India’s coffee king, V.G.Siddhartha, goes missing; feared dead
2 min read . Updated: 30 Jul 2019, 11:18 PM IST- Letter cites pressure from PEs, tax officials; last note doubtful, says I-T dept
- Siddhartha was last seen late on Monday, when he asked his driver to park the car near a bridge before going for a walk
New Delhi/Mumbai: V.G. Siddhartha, the founder of India’s largest coffee chain, went missing from a bridge over the Netravathi river near Mangaluru and is suspected to have committed suicide, triggering a massive search and shocking India’s business community.
The 59-year-old was last seen late on Monday when he asked his driver to park the car near the bridge before going for a walk, according to local police officials. The driver called the police when Siddhartha failed to return after more than an hour. Search operations to find Siddhartha were suspended for the night on Tuesday. It will resume on Wednesday morning.
Café Coffee Day, the coffee chain Siddhartha founded in 1996 in Bengaluru, grew to become India’s largest, with more than 1,700 cafés across the country. Siddhartha directly holds 32.75% in Coffee Day Enterprises Ltd (CDEL), which owns the coffee chain and several other businesses. The Coffee Day stock plunged 20% on Tuesday as investors panicked.
In a letter allegedly written by Siddhartha to the company’s directors, the entrepreneur apologized for letting down people and cited pressure from private equity investors and harassment by tax authorities.

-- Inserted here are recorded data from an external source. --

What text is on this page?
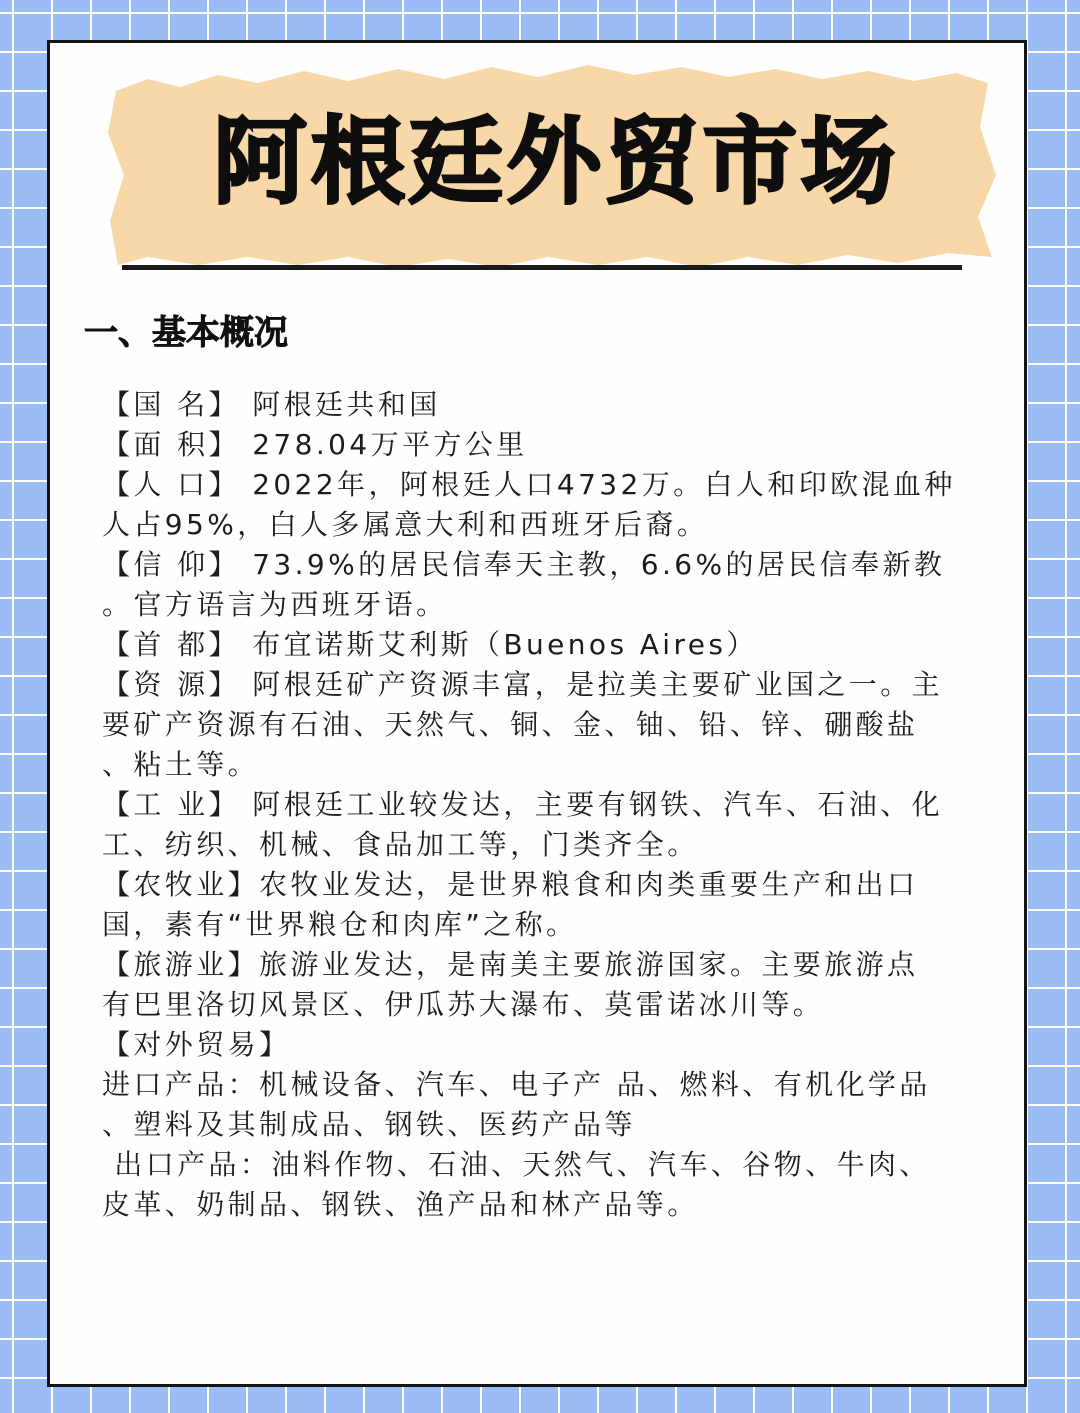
阿根廷外贸市场
一、基本概况
【国 名】 阿根廷共和国
【面 积】 278.04万平方公里
【人 口】 2022年，阿根廷人口4732万。白人和印欧混血种
人占95%，白人多属意大利和西班牙后裔。
【信 仰】 73.9%的居民信奉天主教，6.6%的居民信奉新教
。官方语言为西班牙语。
【首 都】 布宜诺斯艾利斯（Buenos Aires）
【资 源】 阿根廷矿产资源丰富，是拉美主要矿业国之一。主
要矿产资源有石油、天然气、铜、金、铀、铅、锌、硼酸盐
、粘土等。
【工 业】 阿根廷工业较发达，主要有钢铁、汽车、石油、化
工、纺织、机械、食品加工等，门类齐全。
【农牧业】农牧业发达，是世界粮食和肉类重要生产和出口
国，素有“世界粮仓和肉库”之称。
【旅游业】旅游业发达，是南美主要旅游国家。主要旅游点
有巴里洛切风景区、伊瓜苏大瀑布、莫雷诺冰川等。
【对外贸易】
进口产品：机械设备、汽车、电子产 品、燃料、有机化学品
、塑料及其制成品、钢铁、医药产品等
出口产品：油料作物、石油、天然气、汽车、谷物、牛肉、
皮革、奶制品、钢铁、渔产品和林产品等。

“I would like to say I gave it my all. I am very sorry to let down all of the people that put their trust in me. I fought for a long time, but today I gave up," he wrote in the letter. Mint could not independently verify its authenticity.

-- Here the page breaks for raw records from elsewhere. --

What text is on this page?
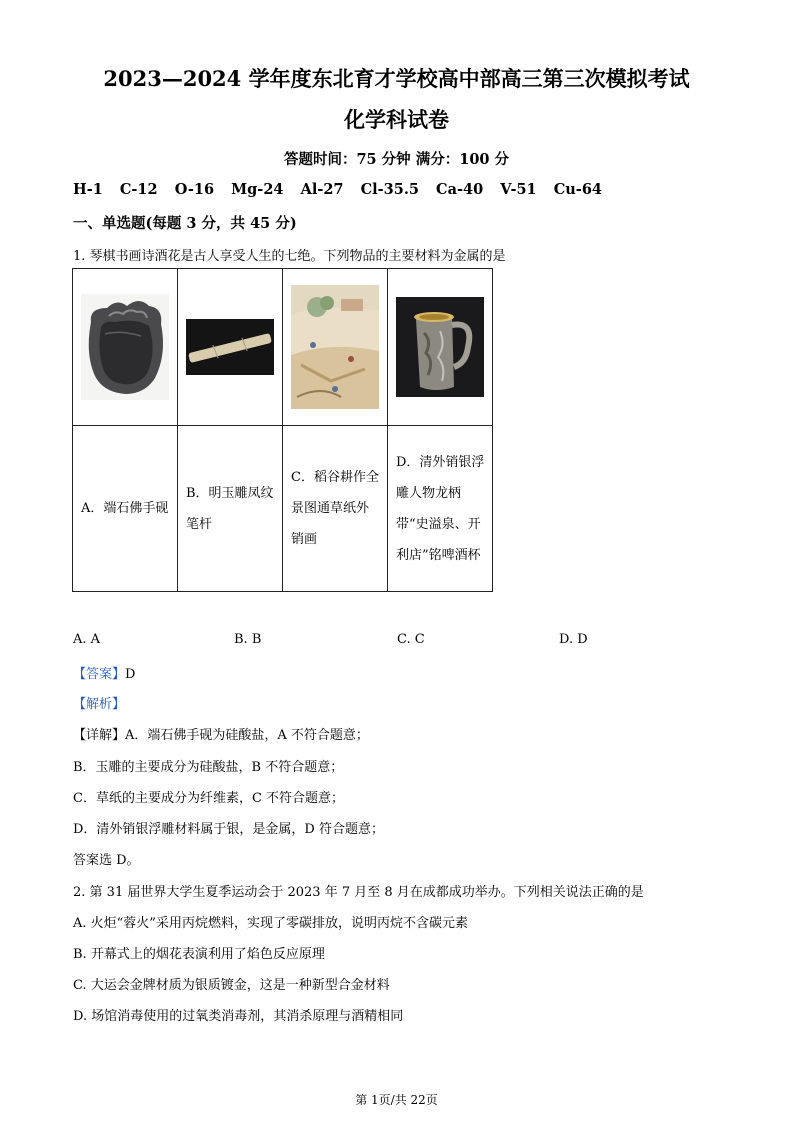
2023—2024 学年度东北育才学校高中部高三第三次模拟考试
化学科试卷
答题时间：75 分钟 满分：100 分
H-1 C-12 O-16 Mg-24 Al-27 Cl-35.5 Ca-40 V-51 Cu-64
一、单选题(每题 3 分，共 45 分)
1. 琴棋书画诗酒花是古人享受人生的七绝。下列物品的主要材料为金属的是

A．端石佛手砚	B．明玉雕凤纹笔杆	C．稻谷耕作全景图通草纸外销画	D．清外销银浮雕人物龙柄带“史溢泉、开利店”铭啤酒杯
A. A	B. B	C. C	D. D
【答案】D
【解析】
【详解】A．端石佛手砚为硅酸盐，A 不符合题意；
B．玉雕的主要成分为硅酸盐，B 不符合题意；
C．草纸的主要成分为纤维素，C 不符合题意；
D．清外销银浮雕材料属于银，是金属，D 符合题意；
答案选 D。
2. 第 31 届世界大学生夏季运动会于 2023 年 7 月至 8 月在成都成功举办。下列相关说法正确的是
A. 火炬“蓉火”采用丙烷燃料，实现了零碳排放，说明丙烷不含碳元素
B. 开幕式上的烟花表演利用了焰色反应原理
C. 大运会金牌材质为银质镀金，这是一种新型合金材料
D. 场馆消毒使用的过氧类消毒剂，其消杀原理与酒精相同
第 1页/共 22页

Siddhartha, son-in-law of former Karnataka chief minister S.M. Krishna, has been facing increasing pressure from creditors to pay dues and has been locked in a long battle with tax authorities over undisclosed income. Tax officials raided his home and offices in 2017 and claimed to have found evidence of tax evasion.

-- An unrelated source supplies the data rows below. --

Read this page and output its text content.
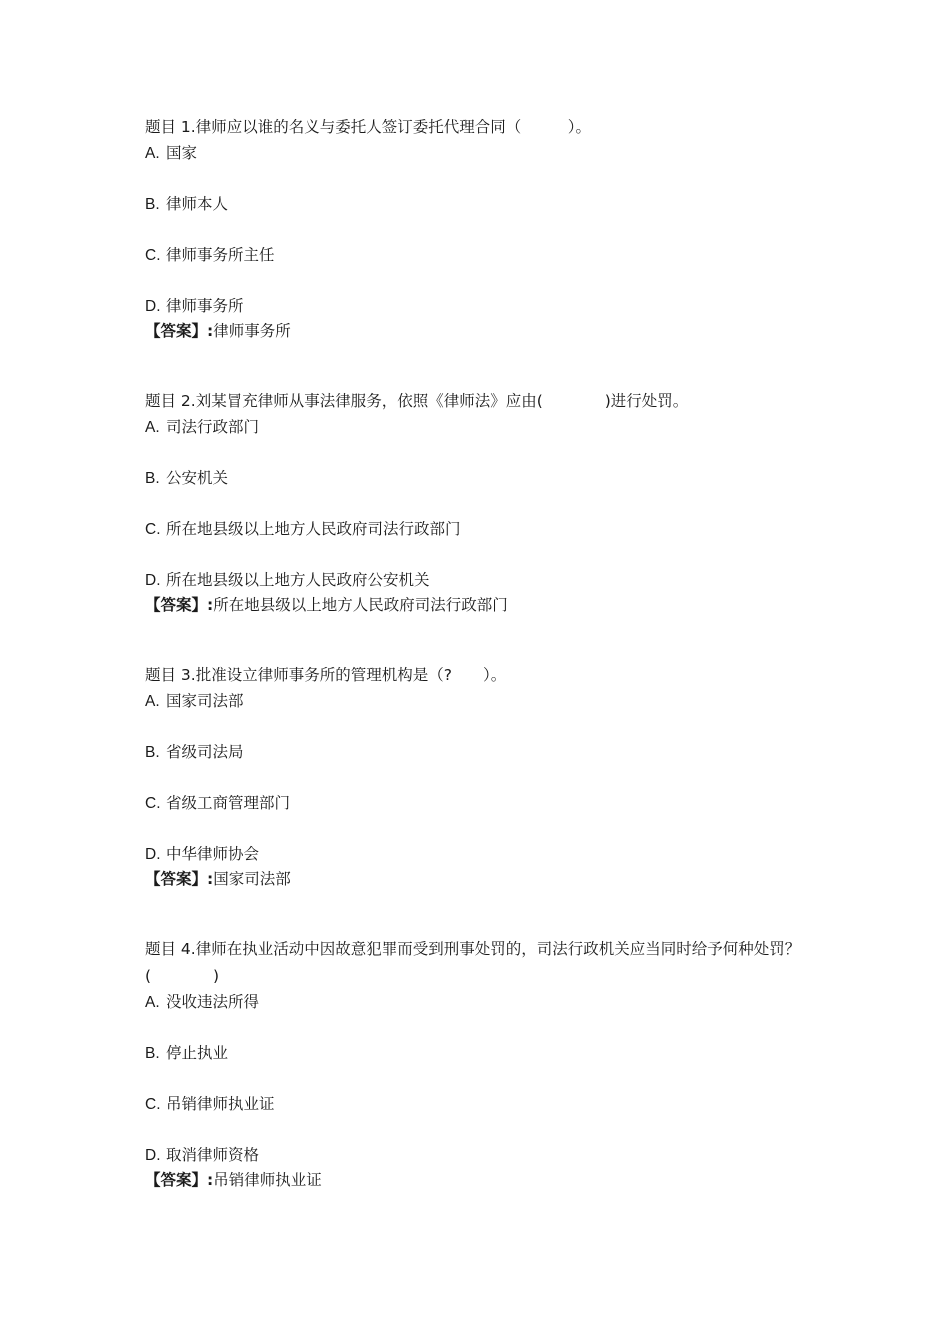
题目 1.律师应以谁的名义与委托人签订委托代理合同（　　　）。

A. 国家

B. 律师本人

C. 律师事务所主任

D. 律师事务所

【答案】:律师事务所

题目 2.刘某冒充律师从事法律服务，依照《律师法》应由(　　　　)进行处罚。

A. 司法行政部门

B. 公安机关

C. 所在地县级以上地方人民政府司法行政部门

D. 所在地县级以上地方人民政府公安机关

【答案】:所在地县级以上地方人民政府司法行政部门

题目 3.批准设立律师事务所的管理机构是（?　　）。

A. 国家司法部

B. 省级司法局

C. 省级工商管理部门

D. 中华律师协会

【答案】:国家司法部

题目 4.律师在执业活动中因故意犯罪而受到刑事处罚的，司法行政机关应当同时给予何种处罚？(　　　　)

A. 没收违法所得

B. 停止执业

C. 吊销律师执业证

D. 取消律师资格

【答案】:吊销律师执业证
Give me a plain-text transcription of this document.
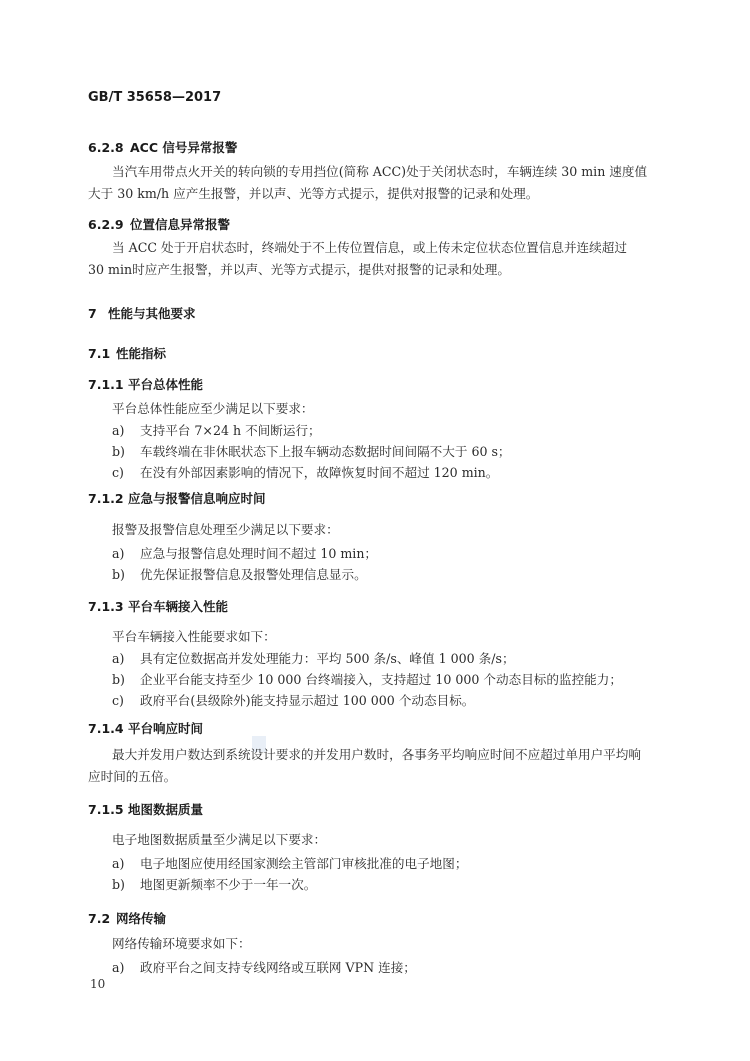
GB/T 35658—2017
6.2.8 ACC 信号异常报警
当汽车用带点火开关的转向锁的专用挡位(简称 ACC)处于关闭状态时，车辆连续 30 min 速度值
大于 30 km/h 应产生报警，并以声、光等方式提示，提供对报警的记录和处理。
6.2.9 位置信息异常报警
当 ACC 处于开启状态时，终端处于不上传位置信息，或上传未定位状态位置信息并连续超过
30 min时应产生报警，并以声、光等方式提示，提供对报警的记录和处理。
7 性能与其他要求
7.1 性能指标
7.1.1 平台总体性能
平台总体性能应至少满足以下要求：
a) 支持平台 7×24 h 不间断运行；
b) 车载终端在非休眠状态下上报车辆动态数据时间间隔不大于 60 s；
c) 在没有外部因素影响的情况下，故障恢复时间不超过 120 min。
7.1.2 应急与报警信息响应时间
报警及报警信息处理至少满足以下要求：
a) 应急与报警信息处理时间不超过 10 min；
b) 优先保证报警信息及报警处理信息显示。
7.1.3 平台车辆接入性能
平台车辆接入性能要求如下：
a) 具有定位数据高并发处理能力：平均 500 条/s、峰值 1 000 条/s；
b) 企业平台能支持至少 10 000 台终端接入，支持超过 10 000 个动态目标的监控能力；
c) 政府平台(县级除外)能支持显示超过 100 000 个动态目标。
7.1.4 平台响应时间
最大并发用户数达到系统设计要求的并发用户数时，各事务平均响应时间不应超过单用户平均响
应时间的五倍。
7.1.5 地图数据质量
电子地图数据质量至少满足以下要求：
a) 电子地图应使用经国家测绘主管部门审核批准的电子地图；
b) 地图更新频率不少于一年一次。
7.2 网络传输
网络传输环境要求如下：
a) 政府平台之间支持专线网络或互联网 VPN 连接；
10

Earlier this year, tax officials had provisionally blocked him from selling his stake in software services company Mindtree Ltd to engineering giant Larsen and Toubro Ltd. Siddhartha finally sold his 20.32% stake in Mindtree to L&T for ₹3,200 crore in March.
The income-tax department vigorously denied charges of harassment. In a press release, it said it provisionally attached the shares earlier this year to “protect the interests of revenue" out of the income admitted by the assessee.
“I fought for a long time but today I gave up as I could not take any more pressure from one of the private equity partners forcing me to buy back shares, a transaction I had partially completed six months ago by borrowing a large sum of money from a friend. Tremendous pressure from other lenders lead to me succumbing to the situation," Siddhartha’s letter read.
Private equity firm KKR, one of the backers of CDEL, said in a statement, “We believe in V.G. Siddhartha and had invested in the company about nine years ago." Standard Chartered Private Equity, another CDEL investor said, “We backed V.G. Siddhartha in early 2010 and have had a great relationship with him throughout."
His disappearance shocked business leaders and investors in India. “The government needs to engage with honest wealth creators and look at how they need to tackle India Inc.’s fiscal health," Biocon Ltd chairman and managing director Kiran Mazumdar-Shaw said in a post on Twitter.
Café Coffee Day was instrumental in developing the café culture in India, a country where tea has been the beverage of choice for long. Young people flocked to its cafés to conduct business meetings or just meet for a casual date, long before Starbucks, the company it was modelled on, entered India.